On “Daddy’s Home,” he doesn’t set the bar any higher: though he mentions his biological son, he uses the term “Daddy” in reference to his cultural stature, reminding the world how real and successful he is in a landscape full of “Rap niggas doing weak features for a pop artist ’cause they popped down.” Technically speaking, “Girls Want Girls” probably qualifies as the first track to even overlap with Drake’s mission statement, but the song’s chorus (“Starin’ at your dress ’cause it’s see-through / Yeah, talkin’ all the shit that you done been through / Yeah, say that you a lesbian, girl, me too”) encapsulates toxic masculinity and does nothing else with that premise. As Lil Baby insists he’ll control his romantic life (“Can’t imagine no bitch curvin’ me”), Drake weakly equivocates before pivoting into more celebrations of his Drakeness, and it’s an appropriately underwhelming gesture.

With “In The Bible,” he complains about being judged by a woman for his sexual past as he does the same to her; but is this a character, or is it him interrogating his own double standards? The answer matters, but don’t look for it from Drake. His statement continues just to sit there, expressing ideas without saying anything, while his songs maintain plausible deniability. That Damien Hirst “designed” his cover feels like another conscious act of trolling, that he could enlist the UK’s richest living artist to create bland emoji wallpaper that a two-year old could replicate with five minutes and their parent’s phone. He recruits Lil Durk, Jay-Z, Travis Scott, Future, Young Thug and more for guest verses, and they offer more personality, and more substance, than he does about these themes, and it’s inexcusable.

On “Love All,” for example, Jay-Z wastes no time showcasing his own authority, but he demonstrates how “This ain’t the same Shawn that you knew once;” his boasts exude the controlled air of an elder statesman who doesn’t have to rush into the fray, and he further underscores the need to keep beefs on record, saying, “Niggas gotta chill with talking gangsta.” But even if Future lacks Jay-Z’s life experience, at least his chronicles of high price-tag purchases and liaisons with women on tracks like “N 2 Deep” and the Right Said Fred-sampling “Way 2 Sexy” are unapologetic; for better or worse this culture of objectification has metastasized in hip-hop, but it’s clear from that preamble (much less his endless verses talking about the struggles of being successful) that he desperately wants to be liked. 

At 21 tracks, this record is almost as overlong as Kanye’s, but it’s up to your appetite for Drake to determine if the sameness of its production is a good or bad thing.

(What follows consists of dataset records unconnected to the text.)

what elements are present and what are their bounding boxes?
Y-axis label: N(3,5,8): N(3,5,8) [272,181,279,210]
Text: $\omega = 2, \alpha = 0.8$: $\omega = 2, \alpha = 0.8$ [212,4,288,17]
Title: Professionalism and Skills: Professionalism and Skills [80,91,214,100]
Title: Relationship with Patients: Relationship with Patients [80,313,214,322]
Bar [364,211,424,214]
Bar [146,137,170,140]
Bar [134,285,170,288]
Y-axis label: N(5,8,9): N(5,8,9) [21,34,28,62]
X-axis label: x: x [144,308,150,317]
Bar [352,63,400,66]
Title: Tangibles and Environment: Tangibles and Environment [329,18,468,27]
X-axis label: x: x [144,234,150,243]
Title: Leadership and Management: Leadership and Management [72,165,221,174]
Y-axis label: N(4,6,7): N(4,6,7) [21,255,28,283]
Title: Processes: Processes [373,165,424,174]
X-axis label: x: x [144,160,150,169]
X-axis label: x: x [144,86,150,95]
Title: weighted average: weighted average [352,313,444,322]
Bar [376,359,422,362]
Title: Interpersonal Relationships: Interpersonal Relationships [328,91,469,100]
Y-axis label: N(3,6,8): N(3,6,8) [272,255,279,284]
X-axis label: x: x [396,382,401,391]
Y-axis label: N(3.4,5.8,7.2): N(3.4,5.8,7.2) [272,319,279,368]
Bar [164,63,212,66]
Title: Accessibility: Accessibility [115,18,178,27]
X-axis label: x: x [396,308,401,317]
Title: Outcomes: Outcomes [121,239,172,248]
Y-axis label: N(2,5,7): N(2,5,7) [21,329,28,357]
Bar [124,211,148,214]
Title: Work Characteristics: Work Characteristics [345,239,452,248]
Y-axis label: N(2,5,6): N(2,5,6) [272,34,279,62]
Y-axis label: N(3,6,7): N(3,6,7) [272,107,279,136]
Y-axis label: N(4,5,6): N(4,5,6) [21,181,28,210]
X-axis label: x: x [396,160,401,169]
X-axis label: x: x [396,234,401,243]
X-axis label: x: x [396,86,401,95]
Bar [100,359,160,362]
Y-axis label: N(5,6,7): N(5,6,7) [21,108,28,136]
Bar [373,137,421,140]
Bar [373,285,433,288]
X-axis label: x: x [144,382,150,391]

For sure it’s got more beats, which will guarantee more hits for him; but there are few clear dancefloor fillers that will endure for longer than this album cycle. The Right Said Fred sample on “Way 2 Sexy,” for example, is just shameless enough to charm listeners, but it remains to be seen if it will earn classic status in his discography. And “You Only Live Twice” featuring Rick Ross and Lil Wayne is the kind of song that Jay-Z used to turn out two or three times per album, but that may also be why it feels oddly out of step with the sound of radio singles right now. On the other hand, “Foundation” featuring Tems offers an afrobeat gem that highlights how Drake can be creatively adventuresome, even if he doesn’t bother to flex that muscle very often. 

Ultimately, “Certified Lover Boy” is fine, not to damn it with faint praise. For as much hubbub as he generated around its release, delayed from January until this week, it feels very much like a placeholder for Drake — which is to say, it will hold his place in the industry and nothing more. Then again, maybe Drake has already proven that he’s an iconic artist on his earlier albums; but basic job security has never especially produced great work, and again he’s reached a point where it’s probably worth less to him to risk it than try for true greatness. Listening to “Certified Lover Boy,” you can’t help but wonder if that’s a truth he’s ready to accept.

Certified Lover Boy” releases on Sept. 3 on Apple Music.